About Us

It’s Time For Change

July 2022 - UPDATE

A Domestic Homicide Review has now started to look into the death of Tanya.

A DHR is issued as statutory guidance under section 9(3) of the Domestic Violence, Crime and Victims Act 2004 (the 2004 Act)1

. The Act states:

(1) In this section “domestic homicide review” means a review of the circumstances in

which the death of a person aged 16 or over has, or appears to have, resulted from

violence, abuse or neglect by—

(a) a person to whom she was related or with whom she was or had been in an

intimate personal relationship, or

(b) a member of the same household as herself,

held with a view to identifying the lessons to be learnt from the death.

June 2022 - UPDATE

“A male” has been arrested in the case of Tanya’s death.

Due to the ongoing investigation by CID, the Coroner’s Inquest and the Domestic Homicide Review (DHR) process, the following words have been coshen carefully.

For the last two years of her life, Tanya sought help from mediators, lawyers, Thames Valley Police, Women’s Aid, DASH, Local Authority Children’s Services, a variety of NHS services, numerous Facebook groups and the Family Court.

Tanya was trying to free herself from a marriage that she described as abusive and had reported multiple types of Domestic Abuse to Thames Valley Police.

It became abundantly clear during her journey to escape, that fundamental knowledge gaps exist in the critical services that are tasked with identifying and understanding the long term effects of coercive control, emotional, psychological, economic and physical domestic abuse.

Tanya died aged 42 on the 22nd August 2021.

Tanya’s journey, her experience, and what she endured will all become public knowledge in due course, as will the identity of her abuser.


 

In her memory, The Tanya Vlok Foundation was formed to provide emergency funds to allow people to escape abusive relationships; and to educate society about all forms of domestic abuse, including how to identify a potentially abusive partner, the early signs of abuse, how to help someone you think is in an abusive relationship and what steps should be taken to escape the abuse.

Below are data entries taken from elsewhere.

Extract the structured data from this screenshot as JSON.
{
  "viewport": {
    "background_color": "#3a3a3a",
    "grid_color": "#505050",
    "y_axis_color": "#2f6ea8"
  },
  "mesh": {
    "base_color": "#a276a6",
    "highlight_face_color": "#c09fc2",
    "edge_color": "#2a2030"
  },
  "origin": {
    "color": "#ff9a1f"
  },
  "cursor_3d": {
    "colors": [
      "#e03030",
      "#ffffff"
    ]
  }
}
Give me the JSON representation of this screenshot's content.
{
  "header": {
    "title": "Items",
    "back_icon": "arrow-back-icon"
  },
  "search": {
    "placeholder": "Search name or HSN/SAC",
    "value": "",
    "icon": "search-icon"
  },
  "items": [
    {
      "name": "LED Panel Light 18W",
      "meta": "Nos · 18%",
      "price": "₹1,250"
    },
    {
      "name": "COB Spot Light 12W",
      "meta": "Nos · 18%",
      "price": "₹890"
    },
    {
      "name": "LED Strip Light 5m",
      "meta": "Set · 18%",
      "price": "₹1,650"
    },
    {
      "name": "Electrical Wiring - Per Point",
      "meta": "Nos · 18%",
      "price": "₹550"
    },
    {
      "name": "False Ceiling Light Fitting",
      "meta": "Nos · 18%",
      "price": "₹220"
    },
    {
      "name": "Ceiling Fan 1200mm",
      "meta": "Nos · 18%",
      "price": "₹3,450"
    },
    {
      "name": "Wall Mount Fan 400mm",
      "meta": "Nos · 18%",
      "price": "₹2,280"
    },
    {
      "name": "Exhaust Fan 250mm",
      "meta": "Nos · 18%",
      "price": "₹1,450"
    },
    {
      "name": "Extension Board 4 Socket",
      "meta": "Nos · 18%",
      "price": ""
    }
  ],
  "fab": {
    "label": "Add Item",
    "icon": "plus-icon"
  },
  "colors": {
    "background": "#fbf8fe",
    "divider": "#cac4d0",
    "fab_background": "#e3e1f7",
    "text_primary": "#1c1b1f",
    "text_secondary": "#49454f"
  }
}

The Foundation’s constitution states two items.

1

For the public benefit, to relieve the needs of victims of domestic abuse by the provision of financial assistance to victims of domestic abuse in all its forms to allow victims to have a safe place to live.

2

For the public benefit, to advance the education of young people in understanding what a healthy relationship looks like and how to identify traits and patterns of unhealthy and abusive relationships through providing educational programs in secondary schools.